MC-SJD : Maximal Coupling Speculative Jacobi Decoding for Autoregressive Visual Generation Acceleration
Junhyuk So, Hyunho Kook, Chaeyeon Jang, Eunhyeok Park
TL;DR
This work tackles the slow inference of autoregressive visual generation by augmenting Speculative Jacobi Decoding (SJD) with coupling-based draft sampling. The authors show that instability in independent draft tokens limits SJD’s speedups, and introduce MC-SJD, which uses maximal (or Gumbel) coupling to dramatically raise the probability that consecutive drafts produce identical tokens while preserving the exact target distribution. The result is a training-free, lossless acceleration achieving up to ~4× speedups for image generation and ~13× for video generation, with no degradation in quality metrics. This approach leverages fixed-point perspective and information-theoretic coupling to stabilize iteration trajectories, enabling practical, scalable AR vision generation.
Abstract
While autoregressive (AR) modeling has recently emerged as a new paradigm in visual generation, its practical adoption is severely constrained by the slow inference speed of per-token generation, which often requires thousands of steps to produce a single sample. To address this challenge, we propose MC-SJD, a training-free, lossless parallel decoding framework designed to accelerate AR visual generation by extending the recently introduced Speculative Jacobi Decoding (SJD).

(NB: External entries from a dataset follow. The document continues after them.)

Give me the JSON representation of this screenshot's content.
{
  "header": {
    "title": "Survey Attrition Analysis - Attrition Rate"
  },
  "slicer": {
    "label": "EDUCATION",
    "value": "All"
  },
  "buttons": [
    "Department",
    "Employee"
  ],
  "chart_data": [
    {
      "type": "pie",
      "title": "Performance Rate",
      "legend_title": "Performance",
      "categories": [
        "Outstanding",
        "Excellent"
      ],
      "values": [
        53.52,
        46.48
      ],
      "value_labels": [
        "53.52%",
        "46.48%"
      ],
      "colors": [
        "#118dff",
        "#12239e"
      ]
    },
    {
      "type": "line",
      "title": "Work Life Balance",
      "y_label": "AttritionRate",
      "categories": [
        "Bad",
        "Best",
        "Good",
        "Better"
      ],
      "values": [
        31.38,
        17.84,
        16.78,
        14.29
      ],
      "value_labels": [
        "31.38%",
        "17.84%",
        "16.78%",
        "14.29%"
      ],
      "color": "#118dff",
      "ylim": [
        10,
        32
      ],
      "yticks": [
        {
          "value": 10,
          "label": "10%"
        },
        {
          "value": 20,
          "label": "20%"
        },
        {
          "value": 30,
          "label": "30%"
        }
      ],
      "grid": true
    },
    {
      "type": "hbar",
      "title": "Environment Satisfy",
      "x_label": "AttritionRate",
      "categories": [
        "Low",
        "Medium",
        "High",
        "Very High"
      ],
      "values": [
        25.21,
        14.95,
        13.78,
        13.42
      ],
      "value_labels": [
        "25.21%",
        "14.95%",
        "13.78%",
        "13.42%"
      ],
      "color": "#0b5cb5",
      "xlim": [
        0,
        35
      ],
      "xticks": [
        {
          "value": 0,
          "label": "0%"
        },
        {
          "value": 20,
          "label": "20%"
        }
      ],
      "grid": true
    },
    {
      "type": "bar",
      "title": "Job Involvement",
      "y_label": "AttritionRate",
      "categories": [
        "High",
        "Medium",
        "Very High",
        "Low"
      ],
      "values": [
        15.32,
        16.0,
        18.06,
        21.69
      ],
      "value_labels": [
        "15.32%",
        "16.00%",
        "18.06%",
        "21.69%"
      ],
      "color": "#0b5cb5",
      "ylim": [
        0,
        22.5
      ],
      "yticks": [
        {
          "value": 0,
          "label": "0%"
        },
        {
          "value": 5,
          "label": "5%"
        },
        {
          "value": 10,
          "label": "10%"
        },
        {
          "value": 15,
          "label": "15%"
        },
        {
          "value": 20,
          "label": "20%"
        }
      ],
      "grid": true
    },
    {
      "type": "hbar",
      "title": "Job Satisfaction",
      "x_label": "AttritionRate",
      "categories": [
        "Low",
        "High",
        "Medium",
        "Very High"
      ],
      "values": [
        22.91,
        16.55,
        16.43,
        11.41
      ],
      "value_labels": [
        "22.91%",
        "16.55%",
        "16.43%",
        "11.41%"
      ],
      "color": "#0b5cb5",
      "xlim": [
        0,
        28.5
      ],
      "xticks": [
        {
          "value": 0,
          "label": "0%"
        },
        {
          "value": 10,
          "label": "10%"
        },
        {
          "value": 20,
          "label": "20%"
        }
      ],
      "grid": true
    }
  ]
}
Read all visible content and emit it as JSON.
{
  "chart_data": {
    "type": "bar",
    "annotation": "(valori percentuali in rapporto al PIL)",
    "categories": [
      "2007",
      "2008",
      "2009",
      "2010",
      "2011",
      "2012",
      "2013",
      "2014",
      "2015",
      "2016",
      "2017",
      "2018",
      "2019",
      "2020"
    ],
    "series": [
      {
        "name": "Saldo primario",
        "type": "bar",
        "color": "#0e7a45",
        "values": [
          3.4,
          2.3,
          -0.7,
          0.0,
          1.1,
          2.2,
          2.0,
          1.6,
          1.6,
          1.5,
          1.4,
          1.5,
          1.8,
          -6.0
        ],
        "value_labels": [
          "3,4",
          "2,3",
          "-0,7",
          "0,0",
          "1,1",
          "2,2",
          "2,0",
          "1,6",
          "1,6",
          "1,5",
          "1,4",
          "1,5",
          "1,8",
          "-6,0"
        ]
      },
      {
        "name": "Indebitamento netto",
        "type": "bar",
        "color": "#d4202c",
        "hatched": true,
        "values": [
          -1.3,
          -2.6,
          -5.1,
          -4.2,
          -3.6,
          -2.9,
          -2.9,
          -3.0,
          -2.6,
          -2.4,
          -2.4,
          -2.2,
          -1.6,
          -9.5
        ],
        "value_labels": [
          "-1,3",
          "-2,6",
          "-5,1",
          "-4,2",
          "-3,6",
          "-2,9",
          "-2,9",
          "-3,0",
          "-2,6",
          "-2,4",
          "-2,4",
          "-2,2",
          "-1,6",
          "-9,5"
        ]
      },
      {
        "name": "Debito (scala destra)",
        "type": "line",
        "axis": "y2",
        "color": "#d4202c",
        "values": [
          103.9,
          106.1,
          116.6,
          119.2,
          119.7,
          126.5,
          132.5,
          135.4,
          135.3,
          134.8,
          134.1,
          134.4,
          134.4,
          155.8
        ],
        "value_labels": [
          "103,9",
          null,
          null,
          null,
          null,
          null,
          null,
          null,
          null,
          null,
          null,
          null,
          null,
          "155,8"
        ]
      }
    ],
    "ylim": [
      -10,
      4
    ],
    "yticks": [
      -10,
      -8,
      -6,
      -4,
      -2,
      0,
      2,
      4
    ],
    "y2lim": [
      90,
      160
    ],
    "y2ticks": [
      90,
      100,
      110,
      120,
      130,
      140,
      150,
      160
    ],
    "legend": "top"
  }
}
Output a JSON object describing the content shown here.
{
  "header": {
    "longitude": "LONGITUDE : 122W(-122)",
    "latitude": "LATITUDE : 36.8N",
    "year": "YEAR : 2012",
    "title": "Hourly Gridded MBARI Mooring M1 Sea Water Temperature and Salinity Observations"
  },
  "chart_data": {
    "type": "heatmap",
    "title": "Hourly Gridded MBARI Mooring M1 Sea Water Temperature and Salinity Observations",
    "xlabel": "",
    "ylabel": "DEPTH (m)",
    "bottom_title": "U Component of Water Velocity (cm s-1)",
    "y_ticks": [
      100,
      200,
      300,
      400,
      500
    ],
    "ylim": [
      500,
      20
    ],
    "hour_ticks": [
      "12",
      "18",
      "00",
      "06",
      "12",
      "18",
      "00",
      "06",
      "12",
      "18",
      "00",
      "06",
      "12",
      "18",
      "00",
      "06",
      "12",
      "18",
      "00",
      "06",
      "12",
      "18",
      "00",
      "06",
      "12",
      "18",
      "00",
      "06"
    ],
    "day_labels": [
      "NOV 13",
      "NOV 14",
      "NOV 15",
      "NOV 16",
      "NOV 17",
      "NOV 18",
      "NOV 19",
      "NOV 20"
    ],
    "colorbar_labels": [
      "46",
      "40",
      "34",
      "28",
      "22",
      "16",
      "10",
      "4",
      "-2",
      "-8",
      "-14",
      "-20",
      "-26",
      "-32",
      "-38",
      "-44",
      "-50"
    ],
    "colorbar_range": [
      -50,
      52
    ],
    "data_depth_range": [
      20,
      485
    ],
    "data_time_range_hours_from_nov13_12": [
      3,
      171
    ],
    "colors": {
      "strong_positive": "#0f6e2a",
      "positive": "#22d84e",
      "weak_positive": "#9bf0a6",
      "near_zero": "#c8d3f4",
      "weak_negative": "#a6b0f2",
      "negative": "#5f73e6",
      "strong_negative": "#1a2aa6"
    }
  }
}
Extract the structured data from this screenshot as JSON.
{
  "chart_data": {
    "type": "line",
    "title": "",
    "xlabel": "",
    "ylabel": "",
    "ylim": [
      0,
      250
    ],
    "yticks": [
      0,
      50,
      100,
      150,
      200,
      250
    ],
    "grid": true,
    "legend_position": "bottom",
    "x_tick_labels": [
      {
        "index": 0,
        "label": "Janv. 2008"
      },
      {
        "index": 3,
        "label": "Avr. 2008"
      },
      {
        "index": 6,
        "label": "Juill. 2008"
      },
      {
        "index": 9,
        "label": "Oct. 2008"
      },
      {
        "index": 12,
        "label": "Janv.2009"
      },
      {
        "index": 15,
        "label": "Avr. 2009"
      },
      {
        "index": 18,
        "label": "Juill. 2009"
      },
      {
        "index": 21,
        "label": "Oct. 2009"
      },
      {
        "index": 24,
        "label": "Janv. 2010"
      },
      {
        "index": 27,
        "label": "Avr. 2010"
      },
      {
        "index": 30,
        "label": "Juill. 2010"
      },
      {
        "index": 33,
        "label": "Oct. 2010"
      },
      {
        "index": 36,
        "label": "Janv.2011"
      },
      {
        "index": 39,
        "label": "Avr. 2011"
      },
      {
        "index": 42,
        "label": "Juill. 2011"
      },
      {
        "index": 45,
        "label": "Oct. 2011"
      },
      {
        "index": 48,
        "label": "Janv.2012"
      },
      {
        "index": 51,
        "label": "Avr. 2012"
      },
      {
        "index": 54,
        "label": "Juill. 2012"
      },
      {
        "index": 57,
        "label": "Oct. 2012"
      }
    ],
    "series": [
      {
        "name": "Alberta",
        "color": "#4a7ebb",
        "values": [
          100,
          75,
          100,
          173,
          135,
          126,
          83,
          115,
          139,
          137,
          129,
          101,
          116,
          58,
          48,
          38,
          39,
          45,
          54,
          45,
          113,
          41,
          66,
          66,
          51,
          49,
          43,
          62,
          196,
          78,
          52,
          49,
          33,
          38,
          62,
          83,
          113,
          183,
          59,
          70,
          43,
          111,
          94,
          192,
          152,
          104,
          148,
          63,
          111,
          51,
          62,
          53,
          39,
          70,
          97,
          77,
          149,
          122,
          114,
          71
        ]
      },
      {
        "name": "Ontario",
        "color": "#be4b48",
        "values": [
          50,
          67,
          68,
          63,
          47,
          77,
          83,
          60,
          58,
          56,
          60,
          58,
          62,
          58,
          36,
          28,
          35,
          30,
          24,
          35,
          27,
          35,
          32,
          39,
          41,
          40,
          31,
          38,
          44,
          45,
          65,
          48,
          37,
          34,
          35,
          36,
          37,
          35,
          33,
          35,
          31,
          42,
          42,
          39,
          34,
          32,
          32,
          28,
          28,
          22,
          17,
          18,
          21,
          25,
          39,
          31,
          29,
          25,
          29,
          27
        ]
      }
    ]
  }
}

Although SJD shows strong potential for accelerating AR generation, we demonstrate that token instability across iterations significantly reduces the acceptance rate, a limitation that primarily arises from the independent sampling process used during draft token generation. To overcome this, we introduce MC-SJD, an information-theoretic approach based on coupling, which substantially accelerates standard SJD by maximizing the probability of sampling identical draft tokens across consecutive iterations, all while preserving its lossless property. Remarkably, this method requires only a single-line modification to the existing algorithm, yet achieves substantial performance gains, delivering up to a ~4.2x acceleration in image generation and ~13.3x acceleration in video generation compared to standard AR decoding, without any degradation in output quality.